Il retire son bras, regarde dans le vague. Je me sens minable, mais au moins, j’ai fait ce que j’avais à faire (oui, oh, on se raccroche aux branches qu’on peut, hein). Puis, au bout de dix minutes d’un silence poignant : « Bon, ben on va p’tet changer de film, du coup… ».
J'ai pas trop compris si le « du coup » signifiait plutôt « comme j’ai plus trop envie de te faire plaisir, allons voir Harrison », ou plutôt « comme on ne va pas passer l’heure à se galocher, allons voir un film d’action ». Mais j’ai pas osé demander, bizarrement.
On a vu Harrison, on n’a plus échangé un mot ou presque, il a filé juste après le film, et je suis bien la dernière à pouvoir l’en blâmer. Mais au moins, dans ma tête, ce « petit con de dragueur » n’avait pas eu le dernier mot avec moi.
…
Quelques mois plus tard, j’ai appris que ma copine F. qui avait déblatéré comme une folle sur B. était en fait raide dingue de lui, et jalouse à crever de ne pas avoir été son ‘élue’ le soir de sa fête d’anniversaire. Quant à B., il devait culminer à trois gentilles conquêtes avant « nous », et avait finalement beaucoup du profil ‘petit copain idéal’ dont on rêve à quinze ans.

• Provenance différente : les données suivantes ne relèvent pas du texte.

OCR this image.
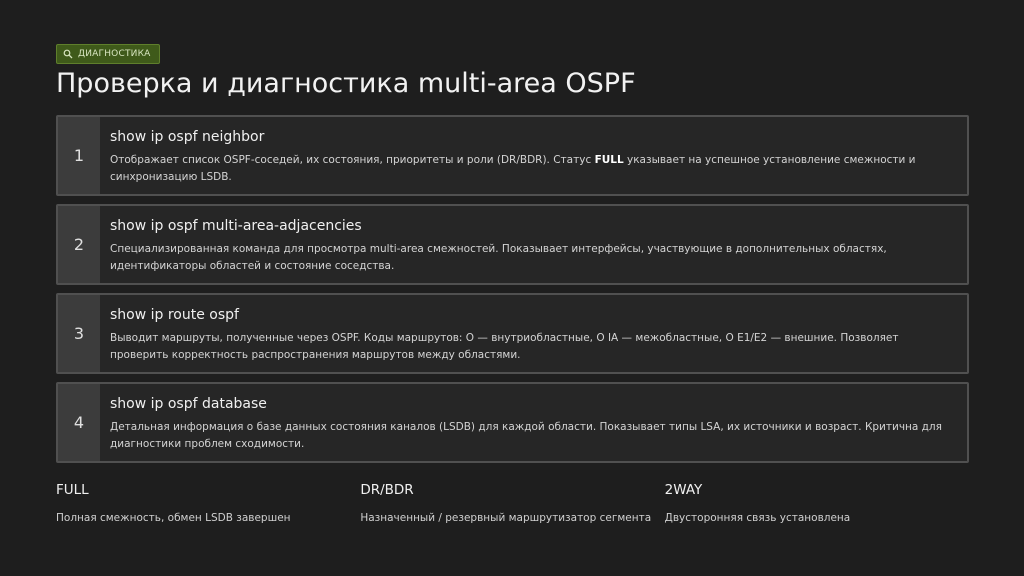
ДИАГНОСТИКА
Проверка и диагностика multi-area OSPF
1
show ip ospf neighbor
Отображает список OSPF-соседей, их состояния, приоритеты и роли (DR/BDR). Статус FULL указывает на успешное установление смежности и синхронизацию LSDB.
2
show ip ospf multi-area-adjacencies
Специализированная команда для просмотра multi-area смежностей. Показывает интерфейсы, участвующие в дополнительных областях, идентификаторы областей и состояние соседства.
3
show ip route ospf
Выводит маршруты, полученные через OSPF. Коды маршрутов: O — внутриобластные, O IA — межобластные, O E1/E2 — внешние. Позволяет проверить корректность распространения маршрутов между областями.
4
show ip ospf database
Детальная информация о базе данных состояния каналов (LSDB) для каждой области. Показывает типы LSA, их источники и возраст. Критична для диагностики проблем сходимости.
FULL
Полная смежность, обмен LSDB завершен
DR/BDR
Назначенный / резервный маршрутизатор сегмента
2WAY
Двусторонняя связь установлена
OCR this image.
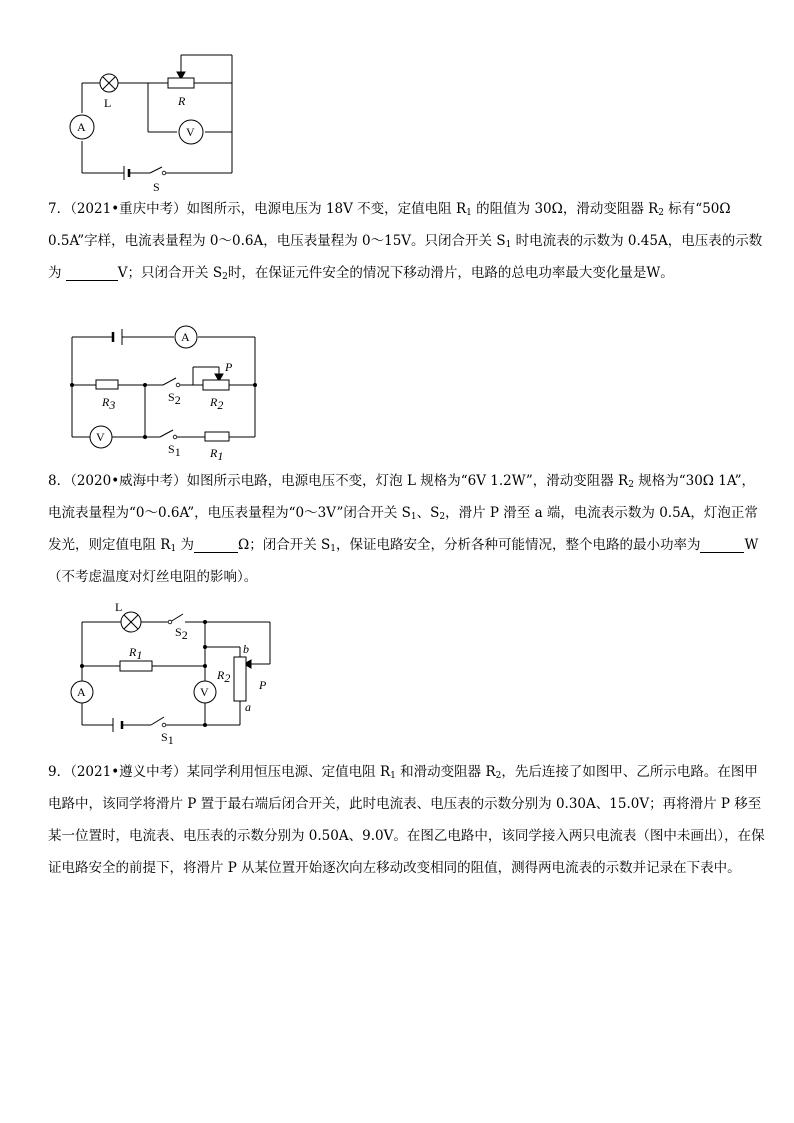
L	R
A	V
S

7．（2021•重庆中考）如图所示，电源电压为 18V 不变，定值电阻 $R_1$ 的阻值为 30Ω，滑动变阻器 $R_2$ 标有“50Ω 0.5A”字样，电流表量程为 0～0.6A，电压表量程为 0～15V。只闭合开关 $S_1$ 时电流表的示数为 0.45A，电压表的示数为	V；只闭合开关 $S_2$时，在保证元件安全的情况下移动滑片，电路的总电功率最大变化量是W。

A
V
P
R3
S2 R2
S1 R1

8．（2020•威海中考）如图所示电路，电源电压不变，灯泡 L 规格为“6V 1.2W”，滑动变阻器 $R_2$ 规格为“30Ω 1A”，电流表量程为“0～0.6A”，电压表量程为“0～3V”闭合开关 $S_1$、$S_2$，滑片 P 滑至 a 端，电流表示数为 0.5A，灯泡正常发光，则定值电阻 $R_1$ 为	Ω；闭合开关 $S_1$，保证电路安全，分析各种可能情况，整个电路的最小功率为	W（不考虑温度对灯丝电阻的影响）。

L
S2
R1
R2
A	V
S1
b
a
P

9．（2021•遵义中考）某同学利用恒压电源、定值电阻 $R_1$ 和滑动变阻器 $R_2$，先后连接了如图甲、乙所示电路。在图甲电路中，该同学将滑片 P 置于最右端后闭合开关，此时电流表、电压表的示数分别为 0.30A、15.0V；再将滑片 P 移至某一位置时，电流表、电压表的示数分别为 0.50A、9.0V。在图乙电路中，该同学接入两只电流表（图中未画出），在保证电路安全的前提下，将滑片 P 从某位置开始逐次向左移动改变相同的阻值，测得两电流表的示数并记录在下表中。
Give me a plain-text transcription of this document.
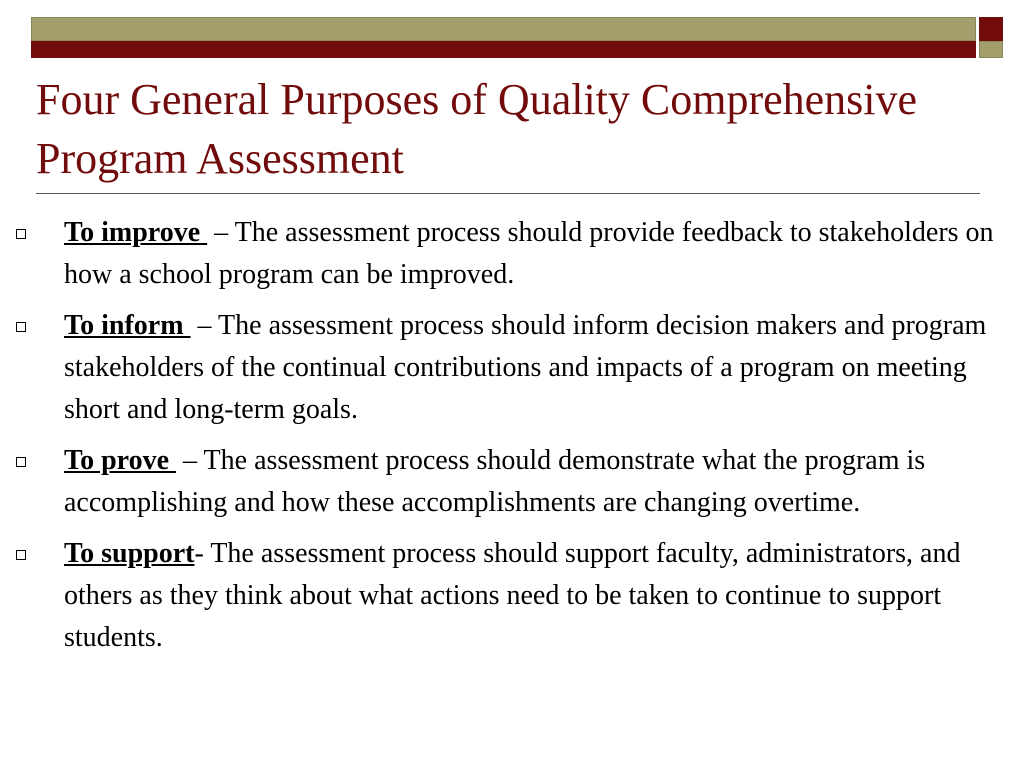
Four General Purposes of Quality Comprehensive Program Assessment
To improve  – The assessment process should provide feedback to stakeholders on how a school program can be improved.
To inform  – The assessment process should inform decision makers and program stakeholders of the continual contributions and impacts of a program on meeting short and long-term goals.
To prove  – The assessment process should demonstrate what the program is accomplishing and how these accomplishments are changing overtime.
To support- The assessment process should support faculty, administrators, and others as they think about what actions need to be taken to continue to support students.
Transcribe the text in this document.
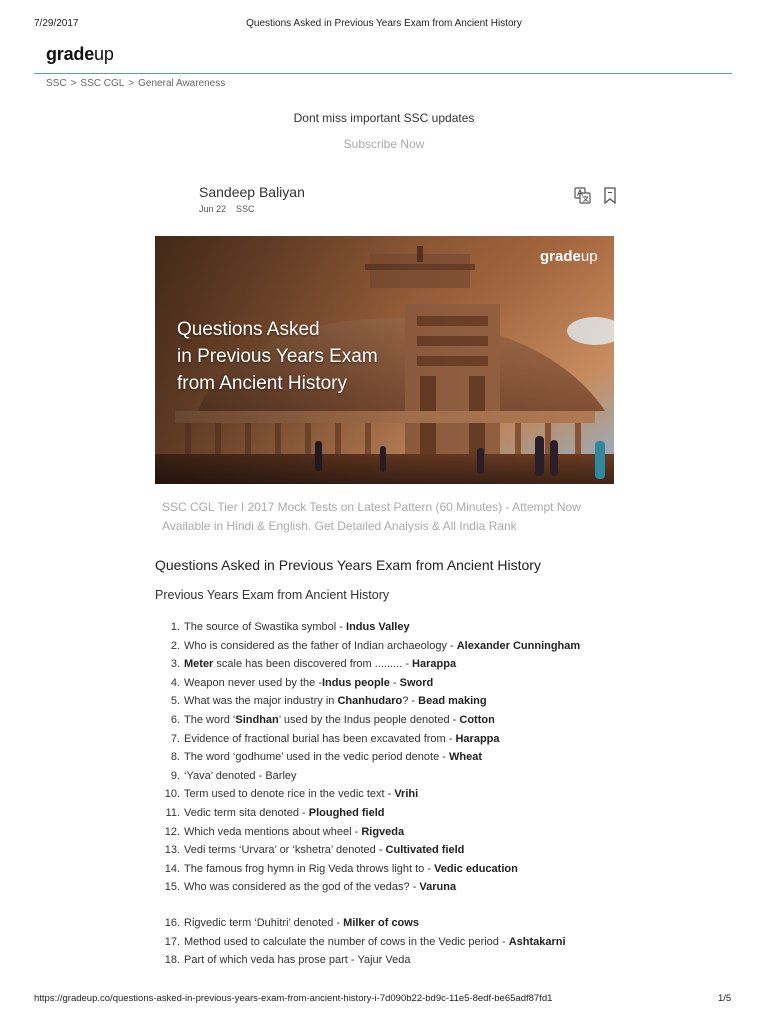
7/29/2017	Questions Asked in Previous Years Exam from Ancient History
gradeup
SSC > SSC CGL > General Awareness
Dont miss important SSC updates
Subscribe Now
Sandeep Baliyan
Jun 22 SSC

gradeup
Questions Asked
in Previous Years Exam
from Ancient History
SSC CGL Tier I 2017 Mock Tests on Latest Pattern (60 Minutes) - Attempt Now Available in Hindi & English. Get Detailed Analysis & All India Rank
Questions Asked in Previous Years Exam from Ancient History
Previous Years Exam from Ancient History
1. The source of Swastika symbol - Indus Valley
2. Who is considered as the father of Indian archaeology - Alexander Cunningham
3. Meter scale has been discovered from ......... - Harappa
4. Weapon never used by the -Indus people - Sword
5. What was the major industry in Chanhudaro? - Bead making
6. The word ‘Sindhan’ used by the Indus people denoted - Cotton
7. Evidence of fractional burial has been excavated from - Harappa
8. The word ‘godhume’ used in the vedic period denote - Wheat
9. ‘Yava’ denoted - Barley
10. Term used to denote rice in the vedic text - Vrihi
11. Vedic term sita denoted - Ploughed field
12. Which veda mentions about wheel - Rigveda
13. Vedi terms ‘Urvara’ or ‘kshetra’ denoted - Cultivated field
14. The famous frog hymn in Rig Veda throws light to - Vedic education
15. Who was considered as the god of the vedas? - Varuna
16. Rigvedic term ‘Duhitri’ denoted - Milker of cows
17. Method used to calculate the number of cows in the Vedic period - Ashtakarni
18. Part of which veda has prose part - Yajur Veda
https://gradeup.co/questions-asked-in-previous-years-exam-from-ancient-history-i-7d090b22-bd9c-11e5-8edf-be65adf87fd1	1/5
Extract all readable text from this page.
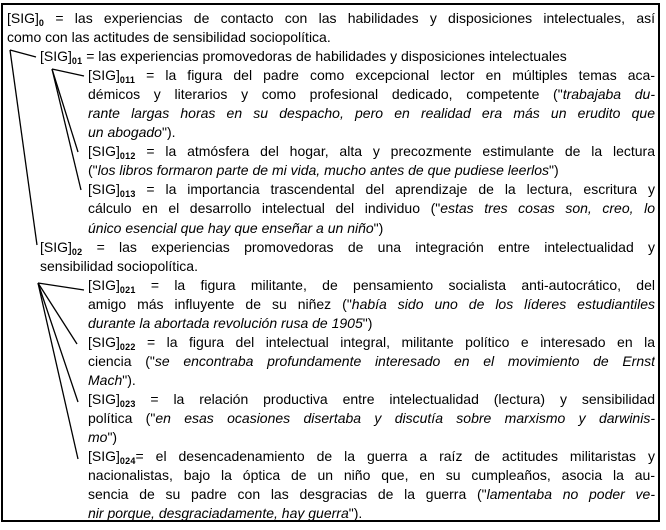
$[SIG]_0$ = las experiencias de contacto con las habilidades y disposiciones intelectuales, así
como con las actitudes de sensibilidad sociopolítica.
$[SIG]_{01}$ = las experiencias promovedoras de habilidades y disposiciones intelectuales
$[SIG]_{011}$ = la figura del padre como excepcional lector en múltiples temas aca-
démicos y literarios y como profesional dedicado, competente ("trabajaba du-
rante largas horas en su despacho, pero en realidad era más un erudito que
un abogado").
$[SIG]_{012}$ = la atmósfera del hogar, alta y precozmente estimulante de la lectura
("los libros formaron parte de mi vida, mucho antes de que pudiese leerlos")
$[SIG]_{013}$ = la importancia trascendental del aprendizaje de la lectura, escritura y
cálculo en el desarrollo intelectual del individuo ("estas tres cosas son, creo, lo
único esencial que hay que enseñar a un niño")
$[SIG]_{02}$ = las experiencias promovedoras de una integración entre intelectualidad y
sensibilidad sociopolítica.
$[SIG]_{021}$ = la figura militante, de pensamiento socialista anti-autocrático, del
amigo más influyente de su niñez ("había sido uno de los líderes estudiantiles
durante la abortada revolución rusa de 1905")
$[SIG]_{022}$ = la figura del intelectual integral, militante político e interesado en la
ciencia ("se encontraba profundamente interesado en el movimiento de Ernst
Mach").
$[SIG]_{023}$ = la relación productiva entre intelectualidad (lectura) y sensibilidad
política ("en esas ocasiones disertaba y discutía sobre marxismo y darwinis-
mo")
$[SIG]_{024}=$ el desencadenamiento de la guerra a raíz de actitudes militaristas y
nacionalistas, bajo la óptica de un niño que, en su cumpleaños, asocia la au-
sencia de su padre con las desgracias de la guerra ("lamentaba no poder ve-
nir porque, desgraciadamente, hay guerra").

Bilan des courses : une amourette zéro, une copine rayée de la liste, et une réputation d’enfer dans le lycée de B., forcément. Jackpot, quoi.
« Copine » mon œil, oui. With friends like that, who needs enemies ?
* Oui bah, pour ceux qui viennent ici tous les quinze jours, faudra vous taper les archives. Et ce sera un zéro pointé pour la fidélité et la régularité du lectorat. Que je ne vous y reprenne pas.
13 février 2009
Désenchantée
Previously
…
J’arrive au lycée lundi matin avec un sourire de niaise calligraphié sur la tronche. Love is in the air, oh happy day, la vie en rose, et compagnie. Même le premier cours de maths de la matinée ne me fout pas le bourdon, alors qu’habituellement, je suis loin d’être fraîche comme une fleur pour faire des équations à la con. L’amûûûr, quoi.
L'amûûûr, oui... jusqu’à ce que je debriefe avec ma copine J.
Qui a parlé avec F. (F. étant la fille chez qui nous avons rencontré nos deux nouveaux loverboys, pour ceux qui ne suivent plus)(Tsss).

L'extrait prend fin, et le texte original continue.